レティたちが学舎へ留学している一か月の間、僕らは少しだけ閑散とした猫の庭で「やっぱルカたちいないと淋しいね」なんて言っていた。夕方になれば三人とも帰ってきてたくさん話すし、レティもいつも通り家で僕と遊んでくれる。


でもさ、放課後の時間が何て言うか…メリハリがないっていうか。ついアオイやレビと一緒になって「つまんないねー」とか言っちゃうんだ。僕らってほんとにあの三人に精神的に頼ってるんだな。最年少ってことで僕らはみんなから可愛がられてるから、それに甘んじていてダメな感じなのかなあ。


僕がそう言うと、アオイはぷぅっとほっぺたを膨らませて「だって…アオイはルカたちが大好きなんだもん。大好きなのはいいことでしょー?」と答えた。でもレビは「うー、俺だって大好きだけどさ。でも確かに甘えてるよね、特に俺たち三人…」とため息をついた。


同じく留守番をしているスザクと双子たちは自分の鍛錬や研究に没頭していて、あまり僕らみたいには淋しがっていない。スザクがこの前のミッションのことでちょこっと落ち込んだけど、レティがライシャの伝言を伝えてからはすっかり気持ちが切り替わったようだった。

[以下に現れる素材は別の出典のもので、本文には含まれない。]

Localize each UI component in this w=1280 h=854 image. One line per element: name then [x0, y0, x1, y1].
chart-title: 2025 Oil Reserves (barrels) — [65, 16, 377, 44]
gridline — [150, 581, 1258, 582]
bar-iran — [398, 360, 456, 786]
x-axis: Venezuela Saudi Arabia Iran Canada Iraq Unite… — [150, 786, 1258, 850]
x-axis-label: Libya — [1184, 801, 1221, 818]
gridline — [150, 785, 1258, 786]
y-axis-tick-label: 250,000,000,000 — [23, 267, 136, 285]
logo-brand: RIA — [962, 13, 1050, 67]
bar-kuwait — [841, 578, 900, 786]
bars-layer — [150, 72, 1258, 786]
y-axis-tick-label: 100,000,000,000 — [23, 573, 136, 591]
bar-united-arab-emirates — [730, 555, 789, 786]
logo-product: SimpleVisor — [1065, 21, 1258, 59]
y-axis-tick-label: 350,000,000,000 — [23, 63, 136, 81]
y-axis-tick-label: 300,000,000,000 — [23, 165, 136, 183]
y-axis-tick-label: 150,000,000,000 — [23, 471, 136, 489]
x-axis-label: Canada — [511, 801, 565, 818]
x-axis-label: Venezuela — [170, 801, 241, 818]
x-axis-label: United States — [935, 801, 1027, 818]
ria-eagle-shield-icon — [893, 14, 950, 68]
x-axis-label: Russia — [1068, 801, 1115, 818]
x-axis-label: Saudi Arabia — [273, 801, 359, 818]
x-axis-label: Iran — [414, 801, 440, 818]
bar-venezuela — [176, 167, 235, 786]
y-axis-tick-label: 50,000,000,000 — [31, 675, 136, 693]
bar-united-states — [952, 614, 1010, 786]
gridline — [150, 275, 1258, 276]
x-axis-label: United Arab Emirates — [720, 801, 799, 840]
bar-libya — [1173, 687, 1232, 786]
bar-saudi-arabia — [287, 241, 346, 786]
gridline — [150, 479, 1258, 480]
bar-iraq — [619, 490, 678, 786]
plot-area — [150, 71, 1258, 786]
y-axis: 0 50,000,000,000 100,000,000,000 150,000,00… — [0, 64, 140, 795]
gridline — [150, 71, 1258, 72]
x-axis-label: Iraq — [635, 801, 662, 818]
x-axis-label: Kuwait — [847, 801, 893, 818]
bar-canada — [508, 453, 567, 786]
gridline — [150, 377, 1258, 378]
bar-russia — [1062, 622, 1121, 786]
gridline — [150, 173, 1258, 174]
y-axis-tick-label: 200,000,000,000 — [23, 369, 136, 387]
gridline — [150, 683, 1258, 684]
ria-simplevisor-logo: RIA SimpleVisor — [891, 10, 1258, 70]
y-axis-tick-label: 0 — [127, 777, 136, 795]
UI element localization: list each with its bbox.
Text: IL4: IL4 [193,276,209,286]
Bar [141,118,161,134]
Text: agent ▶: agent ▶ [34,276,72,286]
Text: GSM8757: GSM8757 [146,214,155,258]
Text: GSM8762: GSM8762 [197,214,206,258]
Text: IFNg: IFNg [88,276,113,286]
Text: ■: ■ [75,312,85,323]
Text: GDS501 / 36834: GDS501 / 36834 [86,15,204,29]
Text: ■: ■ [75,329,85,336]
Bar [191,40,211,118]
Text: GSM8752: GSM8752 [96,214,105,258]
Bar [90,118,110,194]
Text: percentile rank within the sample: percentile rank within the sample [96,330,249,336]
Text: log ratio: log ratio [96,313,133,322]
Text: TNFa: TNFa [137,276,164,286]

「うー…アオイ、畑に行ってくるね。そろそろ収穫できるお野菜が出来てると思うしー」


「僕も手伝うよ。レビも頼める?」


「もちろんだよー」


淋しさを紛らわそうと思うと、アオイは仲良しの猫五匹を引き連れて畑へ行く。五匹はついこの前まで小さな仔猫だと思ってたのに、もうすっかり成猫だ。その中には体格のいいオス猫がいて、この辺の猫のボスみたいになっていた。


アオイは精霊を無意識に錬成しているらしくて、小さな頃から「精霊を垂れ流し」状態で動植物と軽くなら意志疎通できていた。意識して錬成できるようになってからは、この五匹と一番仲がいいし話しやすくなっているんだって。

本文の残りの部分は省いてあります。